Simon looked at her again from another angle.
"And what about you, Betty? What do you do in New York?"
"I'm a cosmetician," she said, and added defensively: "That doesn't mean I work in a beauty parlor. I advise people what to buy, what would do the most for them, and I probably help more men than women — about choosing those kind of gifts, I mean."
She named the Fifth Avenue department store where she performed this invaluable service, but it did not awe him out of kidding her most irreverently about the qualifications for her profession and its importance to the economy.
Nevertheless, when they got back to the mansion where she was staying, she was the one who said: "Shall I be seeing you again?"
"When are you going back to the magic mud-packs?" he asked.
"On Sunday. I can't take another week off, the way it's turned out."
"How about dinner tomorrow?" He glanced pointedly at his watch. "I mean really tomorrow, not a little later today."
"Go."
(We already warned that this incident would be bound to get dated, like all the others.)

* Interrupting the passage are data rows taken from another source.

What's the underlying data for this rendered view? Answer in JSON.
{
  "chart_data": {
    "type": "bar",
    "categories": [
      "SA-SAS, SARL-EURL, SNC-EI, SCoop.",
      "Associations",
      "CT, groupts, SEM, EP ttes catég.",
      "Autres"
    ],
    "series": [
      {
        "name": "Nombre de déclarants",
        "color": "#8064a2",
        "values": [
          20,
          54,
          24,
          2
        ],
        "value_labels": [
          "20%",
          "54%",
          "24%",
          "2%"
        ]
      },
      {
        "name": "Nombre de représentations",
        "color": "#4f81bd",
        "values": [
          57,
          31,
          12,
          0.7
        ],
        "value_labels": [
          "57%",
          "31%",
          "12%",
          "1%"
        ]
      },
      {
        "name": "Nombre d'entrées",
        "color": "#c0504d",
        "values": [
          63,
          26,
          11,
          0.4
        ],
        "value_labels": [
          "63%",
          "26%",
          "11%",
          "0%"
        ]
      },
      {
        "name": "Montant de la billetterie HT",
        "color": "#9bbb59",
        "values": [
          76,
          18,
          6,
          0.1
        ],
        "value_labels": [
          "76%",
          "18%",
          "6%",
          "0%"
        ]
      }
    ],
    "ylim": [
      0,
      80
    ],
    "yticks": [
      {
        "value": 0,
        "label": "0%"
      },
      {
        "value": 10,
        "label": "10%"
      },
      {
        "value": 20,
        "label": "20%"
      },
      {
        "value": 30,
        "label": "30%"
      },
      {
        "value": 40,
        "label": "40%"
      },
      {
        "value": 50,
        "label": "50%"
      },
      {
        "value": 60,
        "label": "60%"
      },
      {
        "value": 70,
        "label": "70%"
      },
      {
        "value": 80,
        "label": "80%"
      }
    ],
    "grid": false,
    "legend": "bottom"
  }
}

At the door, she kissed him spontaneously on the lips, but with a swiftness that was there and gone before anything but surmise could be made of it; and he drove away with one more question raised instead of answered in his mind.
In the morning, however, he was out at a very reasonably early hour, heading for the address of the late Ernest Cardman, which he located with no trouble in the phone book — he had interrogated Betty Winchester quite enough not to want to have overloaded his inquisition with that last detail.
As he had been told, it was a comparatively modest house for its prime location; and when his ring on the bell was answered he found Mrs. Velma Yanstead no less modest, in a neck-high housecoat of some starchy material which was so studiously respectable that it proclaimed almost aggressively that her virtue mattered more to her than her comfort. And yet, somewhat paradoxically, that did not make her forbidding. She was fat and forty and heartily uncomplicated.
"I'm from the Miami Guardian," he said, with conscienceless aplomb. "As you know, we have a Palm Beach section in our Sunday edition, and of course we'll have to print something about Mr. Cardman and his will. Is there anything you'd like to say about it for publication?"
"Well, really!" She was neither coy nor antagonistic, but just diffident enough to be likeable. "I'd no idea that would be news."
"A quarter of a million dollars is still news, Mrs. Yanstead, even in these inflated times. May I come in for a few minutes?"
The living-room was like a million middle-class Florida living-rooms, undistinguished by planned interior decoration or obtrusive eccentricity. It was furnished with what can best be described as furniture — more or less functional things with legs, arms, seats, or flat surfaces. The general tone, especially of the bric-a-brac, perhaps had a grandmotherly or old-maidish tinge which Mr. Cardman had clearly had no solitary urge to change; but it was not strenuously slanted towards the antique, and it certainly did not suggest wealth or extravagance.
"You sound rather like him," Mrs. Yanstead said amiably. "Always talking about inflation, he was, and twenty-five cent dollars and recessions and I don't know what else. I never argued with him — that was his hobby, and it was none of my business."
"You had no idea how wealthy he was?"
"I never thought about it. I knew he must 've been fairly comfortably off, but he didn't spend as if he had it to throw away."
"You weren't in his confidence at all personally?"
The question could hardly have been phrased more perfectly, without the slightest hint at which she could have taken offense, but open to her to answer as fully as she might be inclined.
"He was just like any other patient; but I've always got on well with my patients." She stated it as a matter of professional pride warmed by human satisfaction. "You can't do them much good if you don't get on with them. I wasn't like a servant, of course — we played cribbage and watched television together, and everything like that. But there was nothing romantic about it."